Event
Ph.D. Dissertation Defense: Chihuang Liu
Monday, December 20, 2021
12:30 p.m.
AVW 2328
Maria Hoo
301 405 3681
mch@umd.edu
Name: Chihuang Liu
Professor Min Wu
Professor Furong Huang
Professor Shuvra S. Bhattacharyya
Professor Dinesh Manocha (Dean’s representative)
In the first part of this thesis, we explore novel approaches to improve the adversarial robustness of a deep neural network. We present a method that involves feature regularization and attention-based feature prioritization to motivate the model to only learn and rely on robust features that are not manipulated by the adversarial perturbation. The resulting model is significantly more robust than existing methods.

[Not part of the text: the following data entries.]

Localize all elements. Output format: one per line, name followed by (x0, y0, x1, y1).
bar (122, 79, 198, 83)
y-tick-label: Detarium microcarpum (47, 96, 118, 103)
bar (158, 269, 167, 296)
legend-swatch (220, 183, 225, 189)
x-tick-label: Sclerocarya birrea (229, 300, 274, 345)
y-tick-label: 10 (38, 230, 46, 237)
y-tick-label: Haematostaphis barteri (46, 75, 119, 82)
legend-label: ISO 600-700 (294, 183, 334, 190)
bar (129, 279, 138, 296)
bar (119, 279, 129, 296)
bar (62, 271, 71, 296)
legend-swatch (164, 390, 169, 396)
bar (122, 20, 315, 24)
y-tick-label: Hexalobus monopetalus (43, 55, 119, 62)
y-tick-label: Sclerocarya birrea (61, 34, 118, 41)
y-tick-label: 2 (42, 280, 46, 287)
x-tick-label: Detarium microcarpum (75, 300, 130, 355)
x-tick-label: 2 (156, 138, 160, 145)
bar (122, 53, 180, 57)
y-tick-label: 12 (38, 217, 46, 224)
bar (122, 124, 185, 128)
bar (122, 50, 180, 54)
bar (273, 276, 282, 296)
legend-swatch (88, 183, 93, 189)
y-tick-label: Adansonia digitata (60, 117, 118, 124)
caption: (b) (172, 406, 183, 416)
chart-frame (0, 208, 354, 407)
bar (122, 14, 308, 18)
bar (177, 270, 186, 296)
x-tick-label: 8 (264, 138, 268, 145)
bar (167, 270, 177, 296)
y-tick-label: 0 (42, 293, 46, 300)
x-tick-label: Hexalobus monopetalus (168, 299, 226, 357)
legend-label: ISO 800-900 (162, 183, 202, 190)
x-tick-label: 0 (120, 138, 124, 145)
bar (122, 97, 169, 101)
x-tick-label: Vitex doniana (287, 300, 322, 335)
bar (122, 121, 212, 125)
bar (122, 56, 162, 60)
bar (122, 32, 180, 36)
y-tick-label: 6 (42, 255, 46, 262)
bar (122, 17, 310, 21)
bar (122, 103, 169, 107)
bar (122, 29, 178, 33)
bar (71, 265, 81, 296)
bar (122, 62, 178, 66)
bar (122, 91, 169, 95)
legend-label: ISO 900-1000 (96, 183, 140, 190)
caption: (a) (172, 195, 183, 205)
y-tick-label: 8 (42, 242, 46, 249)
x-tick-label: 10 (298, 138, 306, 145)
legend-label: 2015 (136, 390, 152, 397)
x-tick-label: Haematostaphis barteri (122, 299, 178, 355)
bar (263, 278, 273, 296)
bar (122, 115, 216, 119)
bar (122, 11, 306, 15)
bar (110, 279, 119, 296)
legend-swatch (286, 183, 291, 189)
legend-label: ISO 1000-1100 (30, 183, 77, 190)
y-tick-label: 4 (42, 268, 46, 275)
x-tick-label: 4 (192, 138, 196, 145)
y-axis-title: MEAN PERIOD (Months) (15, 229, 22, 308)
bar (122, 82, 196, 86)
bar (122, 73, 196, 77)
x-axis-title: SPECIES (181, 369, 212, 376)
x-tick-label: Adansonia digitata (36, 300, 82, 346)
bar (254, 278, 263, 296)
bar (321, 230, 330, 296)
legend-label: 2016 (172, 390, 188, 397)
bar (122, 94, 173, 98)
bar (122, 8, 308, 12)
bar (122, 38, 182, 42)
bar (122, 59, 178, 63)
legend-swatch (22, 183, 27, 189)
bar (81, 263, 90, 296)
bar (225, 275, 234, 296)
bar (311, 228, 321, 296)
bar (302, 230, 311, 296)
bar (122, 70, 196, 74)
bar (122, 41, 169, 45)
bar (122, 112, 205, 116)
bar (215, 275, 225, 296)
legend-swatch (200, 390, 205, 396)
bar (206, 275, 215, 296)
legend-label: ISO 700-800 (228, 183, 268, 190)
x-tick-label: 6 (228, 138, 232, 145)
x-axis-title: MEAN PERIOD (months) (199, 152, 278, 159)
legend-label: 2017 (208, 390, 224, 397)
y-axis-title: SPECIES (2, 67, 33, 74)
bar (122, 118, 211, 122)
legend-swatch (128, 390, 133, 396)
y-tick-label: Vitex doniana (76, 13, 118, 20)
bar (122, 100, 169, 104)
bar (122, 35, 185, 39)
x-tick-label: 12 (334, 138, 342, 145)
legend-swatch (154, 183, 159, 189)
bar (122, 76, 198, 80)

In the second part of this thesis, we discover that the current training scheme of using one-hot labels under cross-entropy loss is a major cause of the over-confident behavior of deep neural networks. We first propose a generalized definition of confidence calibration that requires the entire output to be calibrated, which then directly motivates a novel form of the smooth labeling algorithm, called class-similarity based label smoothing, which tries to approximate a distribution that is optimal for generalized confidence calibration. We show that a model trained with the proposed smooth labels is significantly better calibrated than all existing methods.

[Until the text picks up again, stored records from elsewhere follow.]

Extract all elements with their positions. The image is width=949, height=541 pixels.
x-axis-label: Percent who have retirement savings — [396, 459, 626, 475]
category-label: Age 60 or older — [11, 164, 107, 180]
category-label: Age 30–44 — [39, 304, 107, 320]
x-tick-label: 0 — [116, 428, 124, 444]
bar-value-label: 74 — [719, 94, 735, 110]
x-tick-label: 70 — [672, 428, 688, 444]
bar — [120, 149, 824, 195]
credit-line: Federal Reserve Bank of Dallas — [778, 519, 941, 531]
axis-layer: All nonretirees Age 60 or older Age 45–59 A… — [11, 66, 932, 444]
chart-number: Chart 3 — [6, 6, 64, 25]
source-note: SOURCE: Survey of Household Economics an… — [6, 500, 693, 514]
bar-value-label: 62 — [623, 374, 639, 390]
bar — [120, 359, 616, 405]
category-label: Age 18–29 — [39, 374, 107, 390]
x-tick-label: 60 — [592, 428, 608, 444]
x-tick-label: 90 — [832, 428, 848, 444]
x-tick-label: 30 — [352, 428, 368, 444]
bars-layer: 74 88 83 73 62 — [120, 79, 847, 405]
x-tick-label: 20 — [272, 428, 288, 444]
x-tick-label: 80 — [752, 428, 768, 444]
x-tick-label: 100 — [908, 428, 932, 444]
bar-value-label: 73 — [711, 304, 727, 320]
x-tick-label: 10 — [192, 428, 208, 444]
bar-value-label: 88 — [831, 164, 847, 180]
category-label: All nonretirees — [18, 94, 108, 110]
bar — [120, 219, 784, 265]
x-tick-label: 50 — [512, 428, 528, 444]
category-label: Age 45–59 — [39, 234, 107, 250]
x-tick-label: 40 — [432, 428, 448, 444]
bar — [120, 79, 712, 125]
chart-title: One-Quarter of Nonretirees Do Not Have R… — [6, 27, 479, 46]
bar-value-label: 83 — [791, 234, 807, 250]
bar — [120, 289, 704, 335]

In the third part of this thesis, we propose an approach that can improve the calibration performance of robust models. We first learn a representation space using prototypical learning which bases its classification on the distances between the representation of a sample and the representations of each class prototype. We then use the distance information to train a confidence prediction network to encourage the model to make calibrated predictions. We demonstrate through extensive experiments that our method can improve the calibration performance of a model while maintaining comparable accuracy and adversarial robustness levels.

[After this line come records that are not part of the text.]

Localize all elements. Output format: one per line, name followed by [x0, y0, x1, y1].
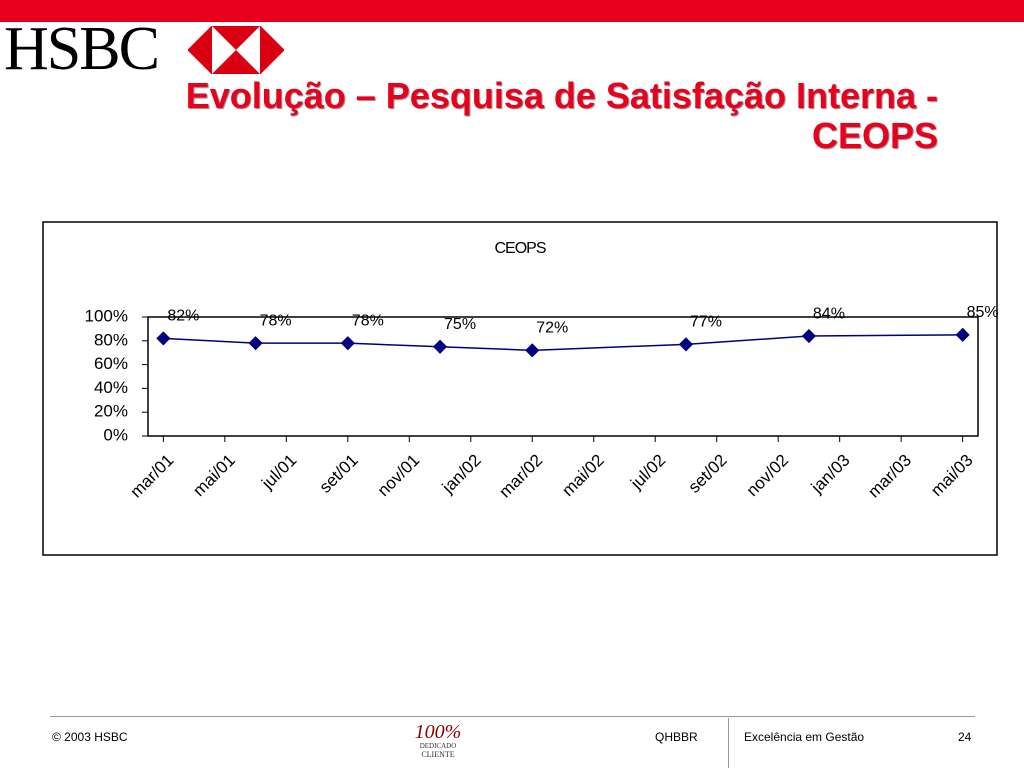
slide-title: Evolução – Pesquisa de Satisfação Intern…: [185, 75, 938, 156]
y-tick-label: 60%: [94, 354, 128, 373]
point-marker: [248, 336, 263, 351]
footer-line: [50, 716, 975, 717]
y-tick-label: 0%: [103, 425, 128, 444]
point-marker: [340, 336, 355, 351]
footer-separator: [728, 718, 729, 768]
data-label: 72%: [536, 320, 568, 337]
chart-title: CEOPS: [494, 240, 545, 257]
badge-number: 100%: [414, 721, 462, 743]
y-tick-label: 20%: [94, 402, 128, 421]
program: Excelência em Gestão: [744, 730, 865, 744]
page-number: 24: [958, 730, 972, 744]
data-label: 78%: [260, 312, 292, 329]
data-label: 75%: [444, 316, 476, 333]
logo-hexagon: [188, 26, 284, 74]
point-marker: [955, 327, 970, 342]
point-marker: [801, 328, 816, 344]
data-label: 84%: [813, 305, 845, 322]
badge-text: DEDICADO: [419, 742, 457, 750]
top-bar: [0, 0, 1024, 22]
point-marker: [432, 339, 448, 354]
copyright: © 2003 HSBC: [52, 730, 128, 744]
chart: CEOPS 0%20%40%60%80%100%mar/01 mai/01 jul/…: [42, 221, 999, 556]
data-label: 77%: [690, 314, 722, 331]
data-label: 82%: [167, 308, 199, 325]
point-marker: [678, 337, 694, 352]
code: QHBBR: [655, 730, 698, 744]
y-tick-label: 40%: [94, 378, 128, 397]
badge: 100% DEDICADO CLIENTE: [408, 722, 468, 759]
point-marker: [525, 343, 540, 358]
data-label: 78%: [352, 312, 384, 329]
logo: HSBC: [4, 15, 160, 83]
y-tick-label: 100%: [85, 306, 128, 325]
point-marker: [156, 331, 171, 346]
series-line: [163, 334, 963, 352]
badge-text: CLIENTE: [421, 750, 455, 759]
data-label: 85%: [967, 304, 999, 321]
y-tick-label: 80%: [94, 330, 128, 349]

In the fourth part of this thesis, we tackle the problem of determining large-scale function patterns for the whole brain from a group of fMRI subjects. Because of the non-linear nature of the signals and significant inter-subject variability, how to reliably extract patterns that are reproducible across subjects has been a challenging task. We propose a group-level model, called LEICA, that uses Laplacian eigenmaps as the main data reduction step to preserve the correlation information in the original data as best as possible in a certain rigorous sense. The nonlinear map is robust relative to noise in the data and inter-subject variability. We show that LEICA detects functionally cohesive maps that are much more reproducible than the state-of-the-art methods.